Weaving space: student exhibition

Tom Hughes

Alina and I are leading the Vertical Studio module this year at Nottingham Trent University, as part of the MArch (Masters in Architecture) course. It's a 10 week design studio delivered to both cohorts of the MArch course, aimed at bringing in practitioners with a particular set of approaches, whilst introducing new students to NTU and preparing final year students for their major dissertation projects.

We've decided to build the studio around the notion of weaving — both as an approach to understanding one way of making structure and space and as an analogy for the multi-stranded assemblage of information, knowledge and ideas that go into an architectural design project.

The site we've chosen is what we've termed an 'urban appendix' — a former thoroughfare truncated by the building of Victoria Station in Nottingham, and then overshadowed by its replacement, the Victoria Centre.
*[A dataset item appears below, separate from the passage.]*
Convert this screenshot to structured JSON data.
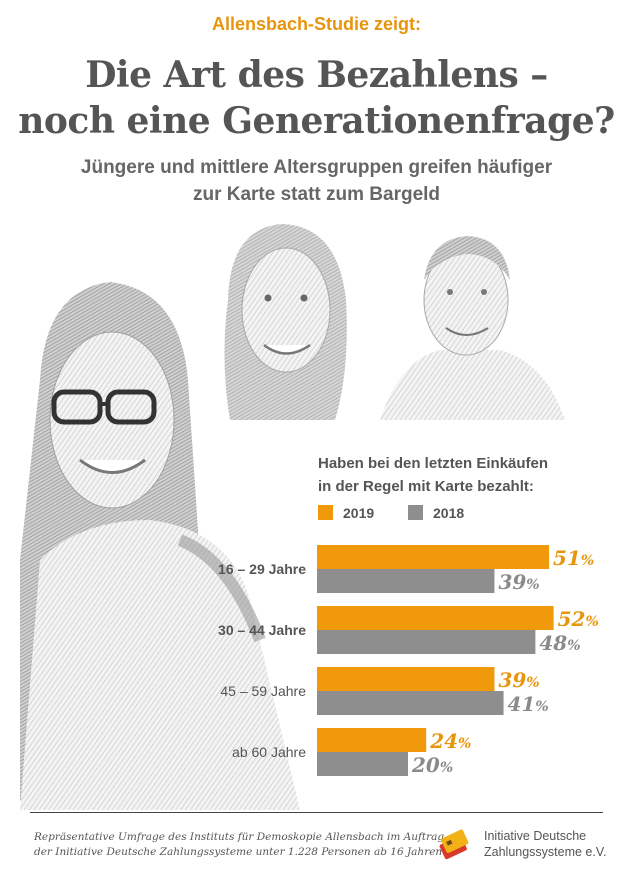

This unloved backwater will be stiched back into the urban fabric by housing a dressmaker's shop, design studio and workshop.

During the first week the students were set the ambitious target of putting on an exhibition of exploratory models. Following visits to Kula Tsurdiu (acting as client) and the NTU textiles exhibition and weaving workshops, the students investigated techniques of stitching, pleating, weaving and fusing to create their models. It was great to see a lot of careful investigation and reckless experimentation coming together in a short space of time — the students really responded to the challenge and we look forward to seeing their designs develop over the coming weeks.